What is the symmetric function for \(α^5+β^5\)?

Answer 1

Where \(\alpha\) and \(\beta\) are roots of a quadratic polynomial.

Answer 2

I believe it is the expansion of that and then substituting the values for \(\alpha + \beta \) and \(\alpha\beta\)

Answer 3

I don't know, I have no idea about this.

Answer 4

I don't even know what question means. If someone could explain me the question.

Answer 5

i cant make any sense of what google has to offer in this

Answer 6

All quadratic functions are symmetric, right?
\[(x-a)(x-b)=0\]
\(a\) and \(b\) are the roots and that's all I can make out of it.

Earlier FoolForMath posted a definition "A function of α and β is said to be symmetric if it remains unchanged when α and β are interchanged".

Answer 7

but it is not asking for symmetric function of the quadratic equation

Answer 8

Symmetric function of roots: A functions of α and β is said to be symmetric if it's remain unchanged when α and β are interchanged.

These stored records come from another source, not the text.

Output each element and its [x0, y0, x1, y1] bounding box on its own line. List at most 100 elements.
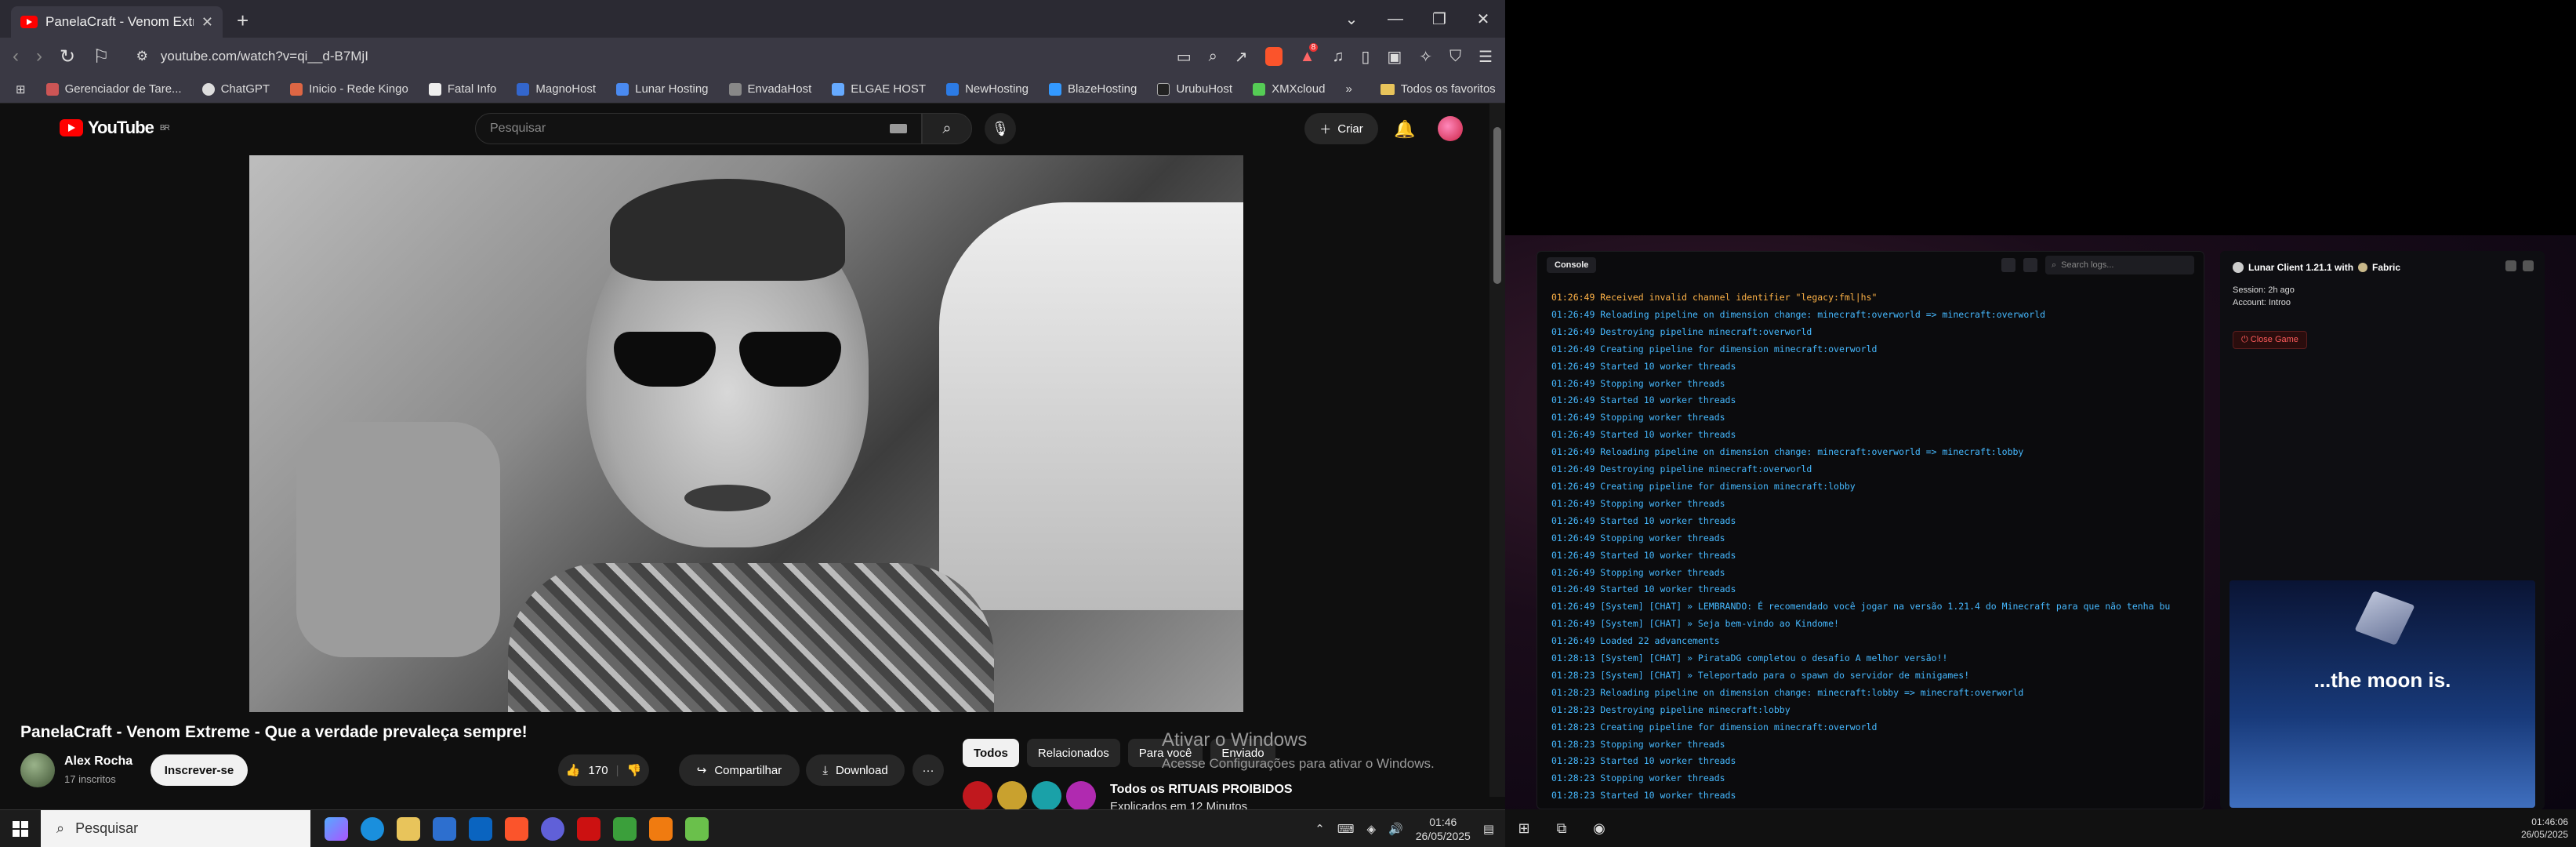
voice-search-button[interactable]: 🎙: [985, 113, 1016, 144]
page-scrollbar[interactable]: [1489, 104, 1505, 797]
more-actions-button[interactable]: ···: [912, 754, 944, 786]
browser-tab-youtube[interactable]: PanelaCraft - Venom Extreme ✕: [11, 6, 223, 38]
scrollbar-thumb[interactable]: [1493, 127, 1501, 284]
wallet-icon[interactable]: ▣: [1387, 47, 1402, 67]
start-button[interactable]: [0, 810, 41, 847]
bell-icon[interactable]: 🔔: [1394, 119, 1415, 140]
windows-logo-icon[interactable]: ⊞: [1505, 809, 1543, 847]
keyboard-icon[interactable]: [890, 124, 907, 133]
bookmark-item[interactable]: Lunar Hosting: [616, 82, 709, 96]
edge-icon[interactable]: [361, 816, 384, 841]
video-title: PanelaCraft - Venom Extreme - Que a verd…: [20, 723, 528, 741]
outlook-icon[interactable]: [469, 816, 492, 841]
site-info-icon[interactable]: ⚙: [136, 49, 148, 64]
dislike-icon[interactable]: 👎: [626, 763, 641, 777]
reload-icon[interactable]: ↻: [60, 45, 75, 68]
close-window-icon[interactable]: ✕: [1461, 0, 1505, 38]
log-search-input[interactable]: ⌕ Search logs...: [2045, 256, 2194, 274]
new-tab-button[interactable]: +: [237, 9, 249, 33]
task-view-icon[interactable]: ⧉: [1543, 809, 1580, 847]
cast-icon[interactable]: ▭: [1177, 47, 1192, 67]
recommended-thumbnail[interactable]: [963, 781, 1096, 811]
bookmark-item[interactable]: EnvadaHost: [728, 82, 811, 96]
recommended-video-title[interactable]: Todos os RITUAIS PROIBIDOS: [1110, 783, 1293, 797]
leo-icon[interactable]: ✧: [1419, 47, 1432, 67]
subscriber-count: 17 inscritos: [64, 773, 116, 785]
like-count[interactable]: 170: [589, 764, 608, 777]
brave-icon[interactable]: [505, 816, 528, 841]
copilot-icon[interactable]: [325, 816, 348, 841]
bookmark-item[interactable]: XMXcloud: [1253, 82, 1325, 96]
rewards-icon[interactable]: ▲ 8: [1300, 42, 1319, 66]
youtube-search-input[interactable]: Pesquisar: [475, 113, 922, 144]
console-tab[interactable]: Console: [1547, 257, 1597, 273]
vpn-icon[interactable]: ⛉: [1449, 48, 1461, 66]
brave-shield-icon[interactable]: [1264, 47, 1283, 66]
close-tab-icon[interactable]: ✕: [201, 14, 213, 31]
bookmark-item[interactable]: BlazeHosting: [1048, 82, 1137, 96]
bookmark-item[interactable]: Inicio - Rede Kingo: [290, 82, 408, 96]
bookmark-item[interactable]: UrubuHost: [1157, 82, 1232, 96]
taskbar-search-input[interactable]: ⌕ Pesquisar: [41, 809, 310, 847]
eye-icon[interactable]: [2523, 260, 2534, 271]
share-button[interactable]: ↪ Compartilhar: [679, 754, 800, 786]
menu-icon[interactable]: ☰: [1478, 47, 1493, 67]
tab-list-chevron-icon[interactable]: ⌄: [1330, 0, 1373, 38]
discord-icon[interactable]: [541, 816, 564, 841]
subscribe-button[interactable]: Inscrever-se: [151, 754, 248, 786]
bookmark-item[interactable]: Gerenciador de Tare...: [45, 82, 182, 96]
minimize-icon[interactable]: —: [1373, 0, 1417, 38]
create-button[interactable]: ＋ Criar: [1304, 113, 1378, 144]
minecraft-launcher-icon[interactable]: [685, 816, 709, 841]
tray-chevron-icon[interactable]: ⌃: [1315, 822, 1325, 836]
avatar[interactable]: [1438, 116, 1463, 141]
youtube-logo[interactable]: YouTube BR: [60, 118, 170, 138]
bookmark-item[interactable]: Fatal Info: [428, 82, 496, 96]
volume-icon[interactable]: 🔊: [1388, 822, 1403, 836]
search-icon: ⌕: [2052, 260, 2057, 270]
settings-icon[interactable]: [2505, 260, 2516, 271]
back-icon[interactable]: ‹: [13, 45, 19, 67]
bookmark-item[interactable]: ChatGPT: [201, 82, 270, 96]
share-icon[interactable]: ↗: [1235, 47, 1248, 67]
bookmark-icon[interactable]: ⚐: [93, 45, 110, 68]
channel-name[interactable]: Alex Rocha: [64, 754, 132, 769]
xbox-icon[interactable]: [613, 816, 637, 841]
music-icon[interactable]: ♫: [1332, 48, 1344, 66]
bookmark-item[interactable]: ELGAE HOST: [832, 82, 926, 96]
forward-icon[interactable]: ›: [36, 45, 42, 67]
network-icon[interactable]: ◈: [1367, 822, 1377, 836]
sidebar-icon[interactable]: ▯: [1361, 47, 1370, 67]
taskbar-clock[interactable]: 01:46 26/05/2025: [1416, 815, 1471, 843]
system-tray: ⌃ ⌨ ◈ 🔊 01:46 26/05/2025 ▤: [1315, 815, 1505, 843]
keyboard-layout-icon[interactable]: ⌨: [1337, 822, 1355, 836]
folder-icon[interactable]: [2023, 258, 2037, 272]
console-log[interactable]: 01:26:49 Received invalid channel identi…: [1544, 289, 2199, 807]
right-monitor: Console ⌕ Search logs... 01:26:49 Receiv…: [1505, 0, 2576, 847]
app-icon[interactable]: [649, 816, 673, 841]
upload-icon[interactable]: [2001, 258, 2015, 272]
obs-icon[interactable]: [577, 816, 600, 841]
channel-avatar[interactable]: [20, 753, 55, 787]
close-game-button[interactable]: ⏻ Close Game: [2233, 331, 2307, 349]
chip-relacionados[interactable]: Relacionados: [1026, 739, 1120, 767]
search-button[interactable]: ⌕: [922, 113, 972, 144]
all-bookmarks-folder[interactable]: » Todos os favoritos: [1345, 82, 1495, 96]
video-player[interactable]: [249, 155, 1243, 712]
fabric-icon: [2358, 263, 2368, 272]
bookmark-item[interactable]: NewHosting: [946, 82, 1029, 96]
notifications-icon[interactable]: ▤: [1483, 822, 1494, 836]
more-bookmarks-icon[interactable]: »: [1345, 82, 1351, 96]
file-explorer-icon[interactable]: [397, 816, 420, 841]
discord-icon[interactable]: ◉: [1580, 809, 1618, 847]
secondary-clock[interactable]: 01:46:06 26/05/2025: [2521, 816, 2576, 841]
download-button[interactable]: ⤓ Download: [806, 754, 905, 786]
bookmark-item[interactable]: MagnoHost: [517, 82, 596, 96]
url-field[interactable]: ⚙ youtube.com/watch?v=qi__d-B7MjI: [127, 43, 1146, 70]
restore-icon[interactable]: ❐: [1417, 0, 1461, 38]
store-icon[interactable]: [433, 816, 456, 841]
apps-grid-icon[interactable]: ⊞: [16, 82, 26, 96]
chip-todos[interactable]: Todos: [963, 739, 1019, 767]
like-icon[interactable]: 👍: [566, 763, 581, 777]
zoom-icon[interactable]: ⌕: [1209, 48, 1217, 66]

\[ α^5+β^5 = (α^3+β^3)(α^2+β^2)-α^2β^2(α+β) \]

Answer 9

Unrelated Fun: http://www.damnlol.com/i/7355afe7994b2baf4125c449794140c6.jpg

Answer 10

But what does this Graphically imply?

And what is \(\alpha^5+\beta^5\)? I can a plot a function and show \(\alpha\) and \(\beta\) but I don't a thing what \(\alpha^5+\beta^5\) or \(|\alpha + \beta|\) is.

Answer 11

"...I don't know* a thing..."

Answer 12

I am not aware of any graphical significance but I have used it some problems where a quadratic equation is given and we need find these ...

Answer 13

Oh :-( then I guess I would remain confused about this concept

Answer 14

btw FoolForMath what is the function?
\(↓ ↓ \) This is just a algebraic manipulation, right? This can't be a function?!
\[α^5+β^5 = (α^3+β^3)(α^2+β^2)-α^2β^2(α+β)\]

Answer 15

What do you after the manipulation, do you replace the \(\alpha\) and \(\beta\) using sums and products property of a quadratic expression?

Answer 16

why does amistre have to mention google in his answers lol, is it some fun fashion kinda thing with respect to answering questions?

Answer 17

But even if you replace the α and β using sums and products property of a quadratic expression, you won't get a function. You will only get a constant value. So what is the function?

Answer 18

this is quite messy lol

Answer 19

I don't really understand the question, could you explain?

Answer 20

Yeah, at least for me it is. @saso


Me neither Mr.Math, FoolForMath asked this question [at] http://openstudy.com/users/sasogeek#/updates/4f3f4c0ae4b0534c53cbbc1d

Answer 21

The question doesn't make sense to me. We can write a function \(f(\alpha,\beta)=\alpha^5+\beta^5.\) This function is symmetric since \(f(\alpha,\beta)=f(\beta,\alpha) \) for all \(\alpha\) and \(\beta\) in the domain of \(f\).
But I don't see this answers the question that I don't understand :-D

Answer 22

But αand β are constants, why would they ever make a function?

Answer 23

Oh.

Answer 24

Where α and β are roots of a quadratic polynomial.

Answer 25

I can't find my question paper, else I would have posted one example problem.

Answer 26

Maybe I am overthinking this :-/

Answer 27

yes you are.

Answer 28

Yes, I think there's something missing in the question.